Publicado: Terça, 31 de Março de 2020, 18h31 | Última atualização em Quarta, 15 de Abril de 2020, 15h16 | Acessos: 3509

Para ler, recordar e exercitar em tempos de COVID-19  

imagem sem descrição.

Por Jane Felipe Beltrão (1) - Especial para o Beira do Rio Ilustração: lettering Claudia Saldanha 

Em tempos de pandemia, a solidariedade deve ser a tônica. Assim sendo, eu que estou praticando o distanciamento social, decidi, como na época da Cólera, colaborar com o Hospital Universitário João de Barros Barreto (HUJBB) escrevendo sobre os comportamentos sociais (os quais nos foram ensinados) e sobre as mudanças em tempos de COVID-19. Procurei na memória e, aos poucos, resgatei histórias que nos acompanham pela vida e que podem explicar tais comportamentos.  

Escrevi o texto, que vem a seguir, pensando naquelas/es que, além de estarem sofrendo com a distância social, encontram-se hospitalizadas/os. Imaginei que, pelo sistema de som do hospital, as pessoas escutariam historinhas “de amor” bem- 
-sucedidas, contadas pelas avós, com voz aveludada como mel. 

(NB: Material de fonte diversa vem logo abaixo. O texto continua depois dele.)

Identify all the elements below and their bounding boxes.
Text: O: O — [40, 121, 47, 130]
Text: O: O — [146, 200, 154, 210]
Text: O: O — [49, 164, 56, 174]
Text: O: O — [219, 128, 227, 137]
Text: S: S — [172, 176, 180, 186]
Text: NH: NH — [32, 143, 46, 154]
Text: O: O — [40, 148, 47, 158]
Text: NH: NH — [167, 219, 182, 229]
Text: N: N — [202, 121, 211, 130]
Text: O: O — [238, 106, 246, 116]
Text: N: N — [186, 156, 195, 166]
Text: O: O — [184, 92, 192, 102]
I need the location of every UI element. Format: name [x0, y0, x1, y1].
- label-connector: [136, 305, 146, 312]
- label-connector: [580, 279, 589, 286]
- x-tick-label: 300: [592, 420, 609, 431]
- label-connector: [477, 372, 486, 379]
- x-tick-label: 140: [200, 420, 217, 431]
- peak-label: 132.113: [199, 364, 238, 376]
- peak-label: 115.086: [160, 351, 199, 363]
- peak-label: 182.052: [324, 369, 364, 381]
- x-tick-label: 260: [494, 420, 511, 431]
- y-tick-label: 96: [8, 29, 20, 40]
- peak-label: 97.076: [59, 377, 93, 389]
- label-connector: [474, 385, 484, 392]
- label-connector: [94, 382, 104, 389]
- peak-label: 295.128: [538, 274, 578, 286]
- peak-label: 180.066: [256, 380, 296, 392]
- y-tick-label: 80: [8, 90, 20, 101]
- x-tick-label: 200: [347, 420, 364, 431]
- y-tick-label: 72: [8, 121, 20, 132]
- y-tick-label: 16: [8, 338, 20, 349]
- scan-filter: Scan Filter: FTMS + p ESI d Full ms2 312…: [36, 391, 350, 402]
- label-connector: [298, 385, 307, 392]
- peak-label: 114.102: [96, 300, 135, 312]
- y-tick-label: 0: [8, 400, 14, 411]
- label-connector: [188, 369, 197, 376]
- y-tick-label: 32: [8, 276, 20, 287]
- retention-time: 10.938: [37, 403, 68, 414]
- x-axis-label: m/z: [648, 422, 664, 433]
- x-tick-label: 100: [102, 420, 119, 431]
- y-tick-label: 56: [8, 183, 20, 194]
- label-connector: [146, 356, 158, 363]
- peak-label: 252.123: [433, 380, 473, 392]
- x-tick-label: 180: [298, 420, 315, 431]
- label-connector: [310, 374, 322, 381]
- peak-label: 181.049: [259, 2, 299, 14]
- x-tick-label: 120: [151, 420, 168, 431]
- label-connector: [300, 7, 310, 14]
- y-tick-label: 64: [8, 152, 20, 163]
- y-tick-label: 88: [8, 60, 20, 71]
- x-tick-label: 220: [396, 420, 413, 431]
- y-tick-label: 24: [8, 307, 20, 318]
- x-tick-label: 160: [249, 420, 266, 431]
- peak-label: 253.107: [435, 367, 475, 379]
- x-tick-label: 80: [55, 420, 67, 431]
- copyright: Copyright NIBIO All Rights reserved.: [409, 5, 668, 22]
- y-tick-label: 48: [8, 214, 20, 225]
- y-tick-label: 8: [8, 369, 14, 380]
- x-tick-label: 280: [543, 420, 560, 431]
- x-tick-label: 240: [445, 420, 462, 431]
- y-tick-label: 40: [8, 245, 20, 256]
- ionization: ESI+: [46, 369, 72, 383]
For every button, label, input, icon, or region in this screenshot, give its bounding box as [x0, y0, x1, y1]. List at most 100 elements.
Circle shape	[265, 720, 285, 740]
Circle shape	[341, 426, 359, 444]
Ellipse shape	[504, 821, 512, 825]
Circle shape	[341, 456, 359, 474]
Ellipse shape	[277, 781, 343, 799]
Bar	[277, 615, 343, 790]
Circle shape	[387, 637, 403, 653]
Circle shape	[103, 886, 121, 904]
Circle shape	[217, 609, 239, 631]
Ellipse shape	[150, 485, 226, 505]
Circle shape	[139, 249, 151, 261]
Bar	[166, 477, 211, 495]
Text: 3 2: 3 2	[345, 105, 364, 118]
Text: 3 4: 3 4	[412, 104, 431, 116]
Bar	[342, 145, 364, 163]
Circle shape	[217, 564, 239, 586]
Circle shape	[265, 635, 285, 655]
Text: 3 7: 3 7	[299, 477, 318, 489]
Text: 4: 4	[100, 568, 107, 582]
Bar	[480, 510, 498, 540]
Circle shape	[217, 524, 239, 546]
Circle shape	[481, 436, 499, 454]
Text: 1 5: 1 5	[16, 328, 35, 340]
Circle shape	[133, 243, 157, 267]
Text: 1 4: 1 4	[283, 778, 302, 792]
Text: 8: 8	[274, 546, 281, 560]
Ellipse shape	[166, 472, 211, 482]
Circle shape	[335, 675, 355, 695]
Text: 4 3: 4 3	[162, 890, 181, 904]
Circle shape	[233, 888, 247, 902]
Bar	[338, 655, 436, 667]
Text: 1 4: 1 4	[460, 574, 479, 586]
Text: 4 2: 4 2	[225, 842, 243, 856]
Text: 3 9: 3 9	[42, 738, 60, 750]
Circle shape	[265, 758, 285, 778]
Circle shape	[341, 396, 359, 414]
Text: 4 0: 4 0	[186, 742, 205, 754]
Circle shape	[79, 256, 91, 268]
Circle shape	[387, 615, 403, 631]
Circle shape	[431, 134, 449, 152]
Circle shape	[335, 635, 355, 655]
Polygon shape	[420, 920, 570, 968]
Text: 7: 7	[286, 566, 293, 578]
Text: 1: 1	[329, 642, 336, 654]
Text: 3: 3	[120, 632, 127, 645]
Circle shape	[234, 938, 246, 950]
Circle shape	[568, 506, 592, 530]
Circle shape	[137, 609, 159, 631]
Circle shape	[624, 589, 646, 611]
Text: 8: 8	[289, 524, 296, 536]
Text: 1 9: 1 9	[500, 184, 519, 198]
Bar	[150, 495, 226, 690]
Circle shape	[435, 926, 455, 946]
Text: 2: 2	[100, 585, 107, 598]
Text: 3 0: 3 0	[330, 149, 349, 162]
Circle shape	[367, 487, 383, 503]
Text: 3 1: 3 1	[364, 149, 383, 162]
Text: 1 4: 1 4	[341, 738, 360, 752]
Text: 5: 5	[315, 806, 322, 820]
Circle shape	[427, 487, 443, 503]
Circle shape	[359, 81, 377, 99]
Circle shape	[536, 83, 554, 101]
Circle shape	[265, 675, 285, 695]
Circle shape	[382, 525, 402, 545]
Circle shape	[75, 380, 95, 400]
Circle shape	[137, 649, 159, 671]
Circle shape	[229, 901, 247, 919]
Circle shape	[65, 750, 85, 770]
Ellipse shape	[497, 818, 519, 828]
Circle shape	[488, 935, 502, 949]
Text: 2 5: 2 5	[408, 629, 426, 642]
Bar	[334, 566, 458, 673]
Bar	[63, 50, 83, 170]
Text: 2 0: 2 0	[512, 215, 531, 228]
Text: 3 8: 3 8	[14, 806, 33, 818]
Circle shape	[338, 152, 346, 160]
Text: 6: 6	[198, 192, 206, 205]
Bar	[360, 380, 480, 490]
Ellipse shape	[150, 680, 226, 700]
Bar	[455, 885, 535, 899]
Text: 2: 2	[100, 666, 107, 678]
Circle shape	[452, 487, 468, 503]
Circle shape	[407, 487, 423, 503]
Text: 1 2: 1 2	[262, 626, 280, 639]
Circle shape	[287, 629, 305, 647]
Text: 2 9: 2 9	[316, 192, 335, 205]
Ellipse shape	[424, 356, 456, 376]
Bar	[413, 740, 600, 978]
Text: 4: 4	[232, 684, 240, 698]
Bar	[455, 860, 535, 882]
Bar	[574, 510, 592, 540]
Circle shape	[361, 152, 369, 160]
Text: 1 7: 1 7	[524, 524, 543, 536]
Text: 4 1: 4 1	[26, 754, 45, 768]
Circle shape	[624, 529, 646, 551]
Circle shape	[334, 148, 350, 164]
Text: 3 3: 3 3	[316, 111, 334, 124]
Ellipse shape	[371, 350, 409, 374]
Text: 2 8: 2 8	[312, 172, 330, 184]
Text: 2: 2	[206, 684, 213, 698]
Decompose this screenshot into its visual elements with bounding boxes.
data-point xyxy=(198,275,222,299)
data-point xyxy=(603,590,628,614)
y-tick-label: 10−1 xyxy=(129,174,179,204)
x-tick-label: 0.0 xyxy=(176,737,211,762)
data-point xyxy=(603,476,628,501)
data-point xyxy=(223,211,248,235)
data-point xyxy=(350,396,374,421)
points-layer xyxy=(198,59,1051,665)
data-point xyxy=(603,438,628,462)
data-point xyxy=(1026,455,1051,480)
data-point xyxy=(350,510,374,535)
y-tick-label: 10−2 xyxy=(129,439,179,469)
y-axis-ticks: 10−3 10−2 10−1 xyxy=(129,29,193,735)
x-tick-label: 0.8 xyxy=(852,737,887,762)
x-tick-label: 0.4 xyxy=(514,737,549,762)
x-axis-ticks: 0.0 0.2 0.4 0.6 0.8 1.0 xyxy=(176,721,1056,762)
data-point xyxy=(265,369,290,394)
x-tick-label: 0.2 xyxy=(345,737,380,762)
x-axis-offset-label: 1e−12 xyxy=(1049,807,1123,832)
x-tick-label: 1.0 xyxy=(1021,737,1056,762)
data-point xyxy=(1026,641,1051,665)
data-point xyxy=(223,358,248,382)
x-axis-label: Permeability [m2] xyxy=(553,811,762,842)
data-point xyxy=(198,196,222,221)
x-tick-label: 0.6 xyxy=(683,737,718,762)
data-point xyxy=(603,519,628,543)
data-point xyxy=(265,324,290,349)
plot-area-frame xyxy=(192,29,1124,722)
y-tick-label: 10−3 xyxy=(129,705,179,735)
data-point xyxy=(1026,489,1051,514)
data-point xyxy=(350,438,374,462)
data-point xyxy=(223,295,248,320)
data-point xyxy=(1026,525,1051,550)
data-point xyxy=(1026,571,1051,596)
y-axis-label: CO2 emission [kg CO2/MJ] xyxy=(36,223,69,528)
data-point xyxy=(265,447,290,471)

Ao lerem o que escrevi, lembrem-se de que todas/os temos histórias para contar e, sempre, há alguém disposto a escutar. Vamos povoar nossas “vidas reclusas” com momentos de deleite pelas lembranças que podem trazer o perfume, a voz, as maneiras de ser de nossas/os parentas/es e amigas/os. 

Priorizei as mulheres ao escrever, pois elas, antes de nos abraçar, guardaram-nos no útero, lugar quentinho!  E, ao nascermos, elas nos abraçaram e, se não estivessem proibidas, estariam nos confortando, como sempre fizeram antes da pandemia. Visto que nem sempre nos lembramos desses fatos, eu as homenageio, afinal, quem conheceu histórias de avós e colo de mãe se sentirá acarinhado e enfrentará o tal cononavírus com esperança de que a mudança de comportamento nos brinde com um mundo melhor. Nós merecemos um mundo de paz! 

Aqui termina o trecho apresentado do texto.